6. Key Technical Decisions (Pre-Decided to Save Time)
| Decision | Choice | Rationale |
|---|---|---|
| File size limit | 5,000 rows | Keeps processing synchronous. Covers 95% of real admin use cases. |
| Encoding | UTF-8 only | Avoids encoding detection complexity. Template download ensures compliance. |
| Delimiter | Comma only | Excel and Google Sheets both export comma-delimited CSV by default. |
| Processing model | Synchronous (request/response) | At 5K rows, processing takes <5 seconds. No need for background jobs. |
| Error handling | Skip invalid rows, import valid ones | Admins want partial success, not all-or-nothing. Confirmed by common patterns. |
| Entity type | Users/Contacts (pick one) | Highest admin request volume. Most standardized field set. |
7. Success Metrics
| Metric | Target | Measurement |
|---|---|---|
| Admin adoption | 30% of admins who currently submit bulk data via support tickets use self-serve import within 60 days | Analytics + support ticket volume |
| Import success rate | >80% of rows in a typical upload pass validation on first attempt | Backend logging |
| Time to complete import | <5 minutes from upload to confirmation for a 500-row file | Analytics |
| Support ticket reduction | 40% reduction in "please import this data for me" tickets within 60 days | Support system metrics |
| Error resolution rate | >70% of admins who get an error report re-upload a corrected file | Analytics |
8. What "Done" Looks Like at Week 4
An admin can:
- Download a CSV template with the correct headers and example data.
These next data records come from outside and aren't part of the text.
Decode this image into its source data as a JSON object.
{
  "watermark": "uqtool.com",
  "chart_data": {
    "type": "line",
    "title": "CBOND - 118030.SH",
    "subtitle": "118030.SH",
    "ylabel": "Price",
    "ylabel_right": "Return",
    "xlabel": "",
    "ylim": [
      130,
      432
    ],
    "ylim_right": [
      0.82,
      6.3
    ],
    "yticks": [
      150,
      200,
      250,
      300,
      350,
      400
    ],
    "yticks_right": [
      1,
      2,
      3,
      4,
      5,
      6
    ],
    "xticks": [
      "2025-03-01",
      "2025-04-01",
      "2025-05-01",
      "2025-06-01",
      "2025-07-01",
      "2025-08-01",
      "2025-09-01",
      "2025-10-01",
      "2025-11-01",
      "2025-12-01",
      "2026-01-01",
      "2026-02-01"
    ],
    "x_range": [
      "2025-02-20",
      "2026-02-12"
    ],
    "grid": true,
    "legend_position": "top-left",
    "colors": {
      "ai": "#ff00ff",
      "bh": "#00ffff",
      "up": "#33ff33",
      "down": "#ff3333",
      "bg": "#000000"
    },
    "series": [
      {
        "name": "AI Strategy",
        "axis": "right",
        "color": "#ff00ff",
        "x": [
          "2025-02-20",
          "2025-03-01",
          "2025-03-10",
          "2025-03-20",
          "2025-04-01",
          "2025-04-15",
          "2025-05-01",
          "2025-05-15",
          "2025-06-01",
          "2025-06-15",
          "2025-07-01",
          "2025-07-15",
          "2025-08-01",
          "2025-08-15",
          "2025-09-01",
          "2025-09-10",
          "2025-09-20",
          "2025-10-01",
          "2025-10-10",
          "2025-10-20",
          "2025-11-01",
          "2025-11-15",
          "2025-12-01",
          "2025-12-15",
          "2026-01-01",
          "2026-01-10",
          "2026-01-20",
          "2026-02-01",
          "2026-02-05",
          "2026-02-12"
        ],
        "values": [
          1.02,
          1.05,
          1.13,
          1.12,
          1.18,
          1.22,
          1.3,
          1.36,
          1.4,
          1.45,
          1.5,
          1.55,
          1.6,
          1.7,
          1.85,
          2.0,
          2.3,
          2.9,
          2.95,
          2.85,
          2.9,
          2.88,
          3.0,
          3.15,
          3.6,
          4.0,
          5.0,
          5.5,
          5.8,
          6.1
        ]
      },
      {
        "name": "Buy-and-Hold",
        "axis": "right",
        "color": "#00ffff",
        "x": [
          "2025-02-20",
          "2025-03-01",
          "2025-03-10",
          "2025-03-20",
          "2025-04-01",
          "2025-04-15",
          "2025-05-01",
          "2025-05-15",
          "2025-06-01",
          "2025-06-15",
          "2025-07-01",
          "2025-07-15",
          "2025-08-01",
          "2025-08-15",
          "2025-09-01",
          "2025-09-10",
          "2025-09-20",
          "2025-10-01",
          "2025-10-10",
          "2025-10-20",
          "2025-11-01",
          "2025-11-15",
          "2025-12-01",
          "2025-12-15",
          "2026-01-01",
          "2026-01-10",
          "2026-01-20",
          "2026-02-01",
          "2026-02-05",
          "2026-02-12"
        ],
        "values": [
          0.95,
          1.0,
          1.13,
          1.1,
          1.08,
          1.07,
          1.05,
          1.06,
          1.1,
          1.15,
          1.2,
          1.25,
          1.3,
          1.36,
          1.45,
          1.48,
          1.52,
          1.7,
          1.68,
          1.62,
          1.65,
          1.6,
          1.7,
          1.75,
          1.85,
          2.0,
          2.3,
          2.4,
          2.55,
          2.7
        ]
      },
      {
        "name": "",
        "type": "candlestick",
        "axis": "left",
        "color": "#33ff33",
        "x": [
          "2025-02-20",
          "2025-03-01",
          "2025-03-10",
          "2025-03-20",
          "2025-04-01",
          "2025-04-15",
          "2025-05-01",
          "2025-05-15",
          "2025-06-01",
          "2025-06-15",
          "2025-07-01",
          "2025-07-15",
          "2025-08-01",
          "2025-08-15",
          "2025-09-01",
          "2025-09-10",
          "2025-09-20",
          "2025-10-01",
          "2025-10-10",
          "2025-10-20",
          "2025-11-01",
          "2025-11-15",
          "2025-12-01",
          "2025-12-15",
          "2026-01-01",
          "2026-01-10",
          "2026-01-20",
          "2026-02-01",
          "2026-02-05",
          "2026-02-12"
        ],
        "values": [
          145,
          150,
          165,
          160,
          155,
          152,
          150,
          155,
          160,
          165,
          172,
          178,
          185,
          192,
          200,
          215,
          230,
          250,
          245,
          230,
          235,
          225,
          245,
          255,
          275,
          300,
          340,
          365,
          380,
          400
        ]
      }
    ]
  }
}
- Fill in their data (up to 5,000 rows).
- Upload the file through a simple file picker.
- See their CSV columns auto-mapped to system fields (and manually adjust if needed).
- Preview the first 20 rows with clear pass/fail indicators and error explanations.
- Confirm the import and see a summary (X succeeded, Y failed).
- Download a CSV of failed rows with reasons, fix them, and re-upload.
- See a history of past imports.
What an admin cannot do (yet): update existing records, import more than 5,000 rows at once, import non-user entity types, undo an import, or schedule recurring imports.
9. Open Questions to Resolve in Week 1
- Which entity type ships first? (Recommendation: Users/Contacts. Validate with product lead.)
- What are the exact required vs. optional fields? (Need the field spec from the data model owner.)
- Who are our 5 WoZ test participants? (Need to recruit by end of Day 2.)
- What is the current volume of "import this for me" support tickets? (Need baseline from support team.)
- Is there an existing admin UI framework/design system we must use? (Affects frontend timeline.)